In December 2009, he walked out of prison in New Jersey and went out to drink again. With his Lake Street friends in Asbury Park, he said he entered a liquor store and grabbed an E & J Brandy, or as he calls it “Easy Jesus.” (The online slang site, Urban Dictionary, defines the beverage as the “drink of homeless drunks.”)

And that’s what Jeter was ... again. He found employment for a while moving furniture, he said, but his skin broke out in eczema so bad it started bleeding on the job. He lost work, lived temporarily in a shelter and bounced around the apartments of friends. 

During this time Jeter started looking for financial assistance to help find a place to live. He said the response made him feel more helpless and encouraged more bad decisions.

“I went to apply for help,” he said. “I was homeless; I didn’t have food; I didn’t have anything. I wanted a place to say.”

He could get food stamps but as Jeter says, “where was I going to put the food?” When he went to social services he was told his eligibility for emergency housing assistance and general assistance was lost because of the drug dealing charge.

“It’s like pushing me right off.”

Vernon Jeter Portrait 2

Vernon Jeter talking about his life after getting sober in an apartment he rents in Trenton, N.J. (Michael Phillis/PhillyVoice)

Jeter remembers the conversation that got him to finally move toward recovery. It was the summer of 2013 and he was sitting on a bench, drinking, in Asbury Park. A man, who Jeter said probably recognized him somehow, encouraged him to go to the Rescue Mission of Trenton and get some help.

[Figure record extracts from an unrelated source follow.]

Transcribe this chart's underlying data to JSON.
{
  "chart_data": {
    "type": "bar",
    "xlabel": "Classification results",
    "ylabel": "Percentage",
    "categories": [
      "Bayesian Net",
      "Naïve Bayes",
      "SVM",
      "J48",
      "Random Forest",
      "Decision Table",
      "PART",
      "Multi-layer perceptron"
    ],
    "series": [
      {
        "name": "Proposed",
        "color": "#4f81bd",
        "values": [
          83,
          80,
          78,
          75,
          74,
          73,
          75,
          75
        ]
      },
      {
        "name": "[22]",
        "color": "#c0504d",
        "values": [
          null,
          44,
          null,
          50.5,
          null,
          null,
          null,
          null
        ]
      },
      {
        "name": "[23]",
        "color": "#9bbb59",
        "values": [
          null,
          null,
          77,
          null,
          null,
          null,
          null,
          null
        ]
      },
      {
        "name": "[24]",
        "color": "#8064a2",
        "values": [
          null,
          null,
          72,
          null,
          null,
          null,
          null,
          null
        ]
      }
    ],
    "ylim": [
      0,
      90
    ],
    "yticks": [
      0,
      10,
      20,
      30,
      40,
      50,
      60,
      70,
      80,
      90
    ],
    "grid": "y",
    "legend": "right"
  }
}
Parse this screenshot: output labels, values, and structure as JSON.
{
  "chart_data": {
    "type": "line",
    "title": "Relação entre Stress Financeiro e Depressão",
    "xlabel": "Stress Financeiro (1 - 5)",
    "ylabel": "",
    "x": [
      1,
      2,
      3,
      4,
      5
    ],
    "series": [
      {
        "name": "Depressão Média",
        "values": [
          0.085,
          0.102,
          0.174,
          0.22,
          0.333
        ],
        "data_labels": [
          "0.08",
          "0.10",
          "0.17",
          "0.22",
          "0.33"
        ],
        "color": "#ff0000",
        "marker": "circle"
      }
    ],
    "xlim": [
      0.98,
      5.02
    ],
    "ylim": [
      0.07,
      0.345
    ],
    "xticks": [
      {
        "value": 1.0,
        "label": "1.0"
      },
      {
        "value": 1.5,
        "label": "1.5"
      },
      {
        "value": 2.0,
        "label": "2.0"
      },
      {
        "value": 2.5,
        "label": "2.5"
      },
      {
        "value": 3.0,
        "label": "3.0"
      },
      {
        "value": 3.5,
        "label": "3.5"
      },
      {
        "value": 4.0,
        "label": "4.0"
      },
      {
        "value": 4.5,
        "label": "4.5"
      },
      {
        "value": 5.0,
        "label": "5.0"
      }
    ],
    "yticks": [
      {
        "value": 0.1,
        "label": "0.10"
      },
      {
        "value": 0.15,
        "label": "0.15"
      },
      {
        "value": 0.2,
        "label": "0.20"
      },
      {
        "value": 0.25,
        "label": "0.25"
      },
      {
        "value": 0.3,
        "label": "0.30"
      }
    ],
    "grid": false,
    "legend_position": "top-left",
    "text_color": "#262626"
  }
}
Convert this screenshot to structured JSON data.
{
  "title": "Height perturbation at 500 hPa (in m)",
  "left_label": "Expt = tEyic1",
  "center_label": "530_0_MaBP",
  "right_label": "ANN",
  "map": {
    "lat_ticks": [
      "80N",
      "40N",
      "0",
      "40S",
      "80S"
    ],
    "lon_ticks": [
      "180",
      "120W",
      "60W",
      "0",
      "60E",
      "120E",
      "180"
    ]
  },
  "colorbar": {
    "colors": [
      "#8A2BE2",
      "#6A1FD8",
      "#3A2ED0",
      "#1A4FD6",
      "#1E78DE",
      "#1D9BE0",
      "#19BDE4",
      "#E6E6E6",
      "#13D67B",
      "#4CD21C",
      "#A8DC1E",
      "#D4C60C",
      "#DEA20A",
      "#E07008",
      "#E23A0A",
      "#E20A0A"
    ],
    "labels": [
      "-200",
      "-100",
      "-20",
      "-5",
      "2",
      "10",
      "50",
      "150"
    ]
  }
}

The next day or so, with only a few dollars in his pocket, he bought a train ticket instead of a bottle, according to Jeter. “I don’t know what made me do that,” he remembers, laughing.

He checked into the homeless shelter, went through the recovery program and got sober. He said it was still frustrating to not have access to general assistance benefits as he was looking for housing and had to rely on the good faith of the mission to extend his stay. Now, he is delivering furniture for the mission and living down the block from where he first checked into the homeless shelter. He freely acknowledges his mistakes and said he is happy with his progress. He has two roommates and a view of the federal courthouse from his front window – he said the building serves a reminder of the government’s power should he mess up.

•  •  •

Cunningham, the state senator, said it is more likely that convicts will commit more crimes without job and financial assistance when they leave prison.

“What are they going to do? They are either going to hit us over the head, literally, because they have to eat, sleep, breath, and we also want to encourage people,” she said. "Everybody makes mistakes in life. Everybody, we all do.”

Gov. Chris Christie's office didn’t directly address questions about the exclusion of benefits.

“The governor has been extremely vocal about a change in approach in prioritizing drug treatment over incarceration, especially for nonviolent offenders, and has led on many initiatives to make second chances a reality,” said Kevin Roberts, his spokesman. 

Along with Cunningham’s legislation there is a set of proposed laws aimed at stopping the state’s drug abuse problem through rehabilitation. Christie has championed that issue and called the War on Drugs a failure.

For her part, Vandervalk said the general attitude around drugs had changed and that the law she helped pass as assemblywoman in 1997 should be revisited. At the time, Vandervalk said, she believed its penalties were too harsh, but that a less punitive bill could not get passed. 

“As time goes on, there has been a recognition that you are not good, you are not bad, there are many things in – there is a gray area,” she said. "You can’t be withholding everything or that person will never get their act back together. Not only are you affecting that individual but you are affecting their families.”